Scipy 置信区间 returns 与手动计算的界限不同
Scipy confidence interval returns different bounds than manual calculation
我有来自 10 个不同人的以下数据。
df = pd.DataFrame({'id':range(1, 11),
'x':[.7,-1.6,-.2,-1.2,-.1,3.4,3.7,.8,0,2]})
print(df)
id x
0 1 0.7
1 2 -1.6
2 3 -0.2
3 4 -1.2
4 5 -0.1
5 6 3.4
6 7 3.7
7 8 0.8
8 9 0.0
9 10 2.0
我想计算总体均值 df[x] 的 95% 置信区间。
由于观测数量少,样本均值应服从自由度为 10 - 1 的 t 分布。我尝试了以下方法以计算出 95% C.I。使用 scipy:
# Libraries
import numpy as np
from scipy import stats
# Number of observations
n_obs = 10
# Observed mean
m_obs = df['x'].mean()
# Observed variance (unbiased)
v_obs = df['x'].var(ddof=1) / n_obs
# Declare random variable with observed parameters
t = stats.t(df=n_obs - 1, loc=m_obs, scale=np.sqrt(v_obs))
# Calculate 95% CI
t.interval(alpha=0.95)
> (-0.5297804134938646, 2.0297804134938646) ### Correct interval
这个置信区间是正确的。但是,当我手动计算间隔时,我得到了完全不同的结果。这是什么原因造成的?
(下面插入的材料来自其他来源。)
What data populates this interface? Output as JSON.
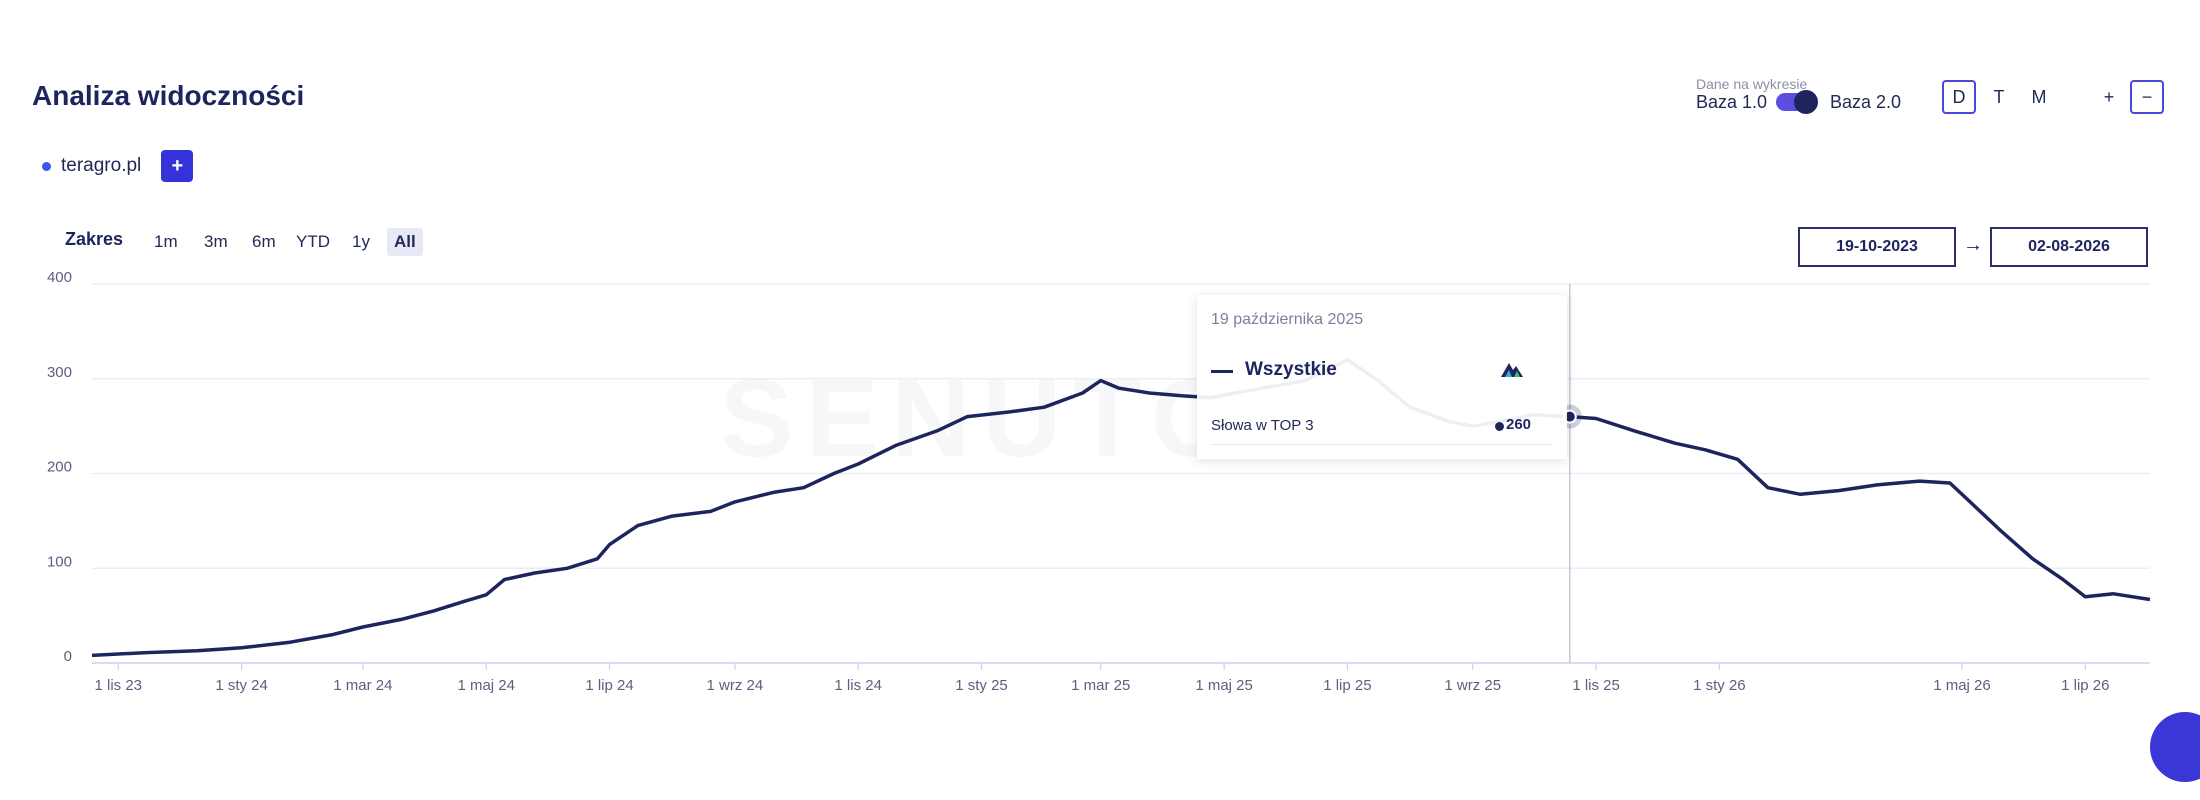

# T such that P(t < T) = 0.975
T = t.ppf(0.975)
# Manually compute interval
(m_obs - (T * np.sqrt(v_obs)), m_obs + (T * np.sqrt(v_obs)))
> (-0.3983168630668432, 1.8983168630668432) ### Incorrect interval
自从我在评论中发布答案已经两周了,但没有人相信它,所以这里是:
两个置信区间不同的原因是因为值T在t的概率分布下累积了97.5%的面积,t的均值m_obs 和方差 v_obs。也就是说,它 不是 标准 t 分布。
正确的区间可以通过简单地使T累积标准t分布概率的0.975的值来正确计算:
# Number of observations (UNCHANGED)
n_obs = 10
# Observed mean (UNCHANGED)
m_obs = df['x'].mean()
# Observed variance (unbiased) (UNCHANGED)
v_obs = df['x'].var(ddof=1) / n_obs
# Declare *STANDARD* t distribution (CHANGED!!!)
t = stats.t(df=n_obs - 1, loc=0, scale=1)
# T such that P(x < T) = 0.975 (CHANGED!!!)
T = t.ppf(0.975)
# Manually compute interval (CORRECT ANSWER)
(m_obs - (T * np.sqrt(v_obs)), m_obs + (T * np.sqrt(v_obs)))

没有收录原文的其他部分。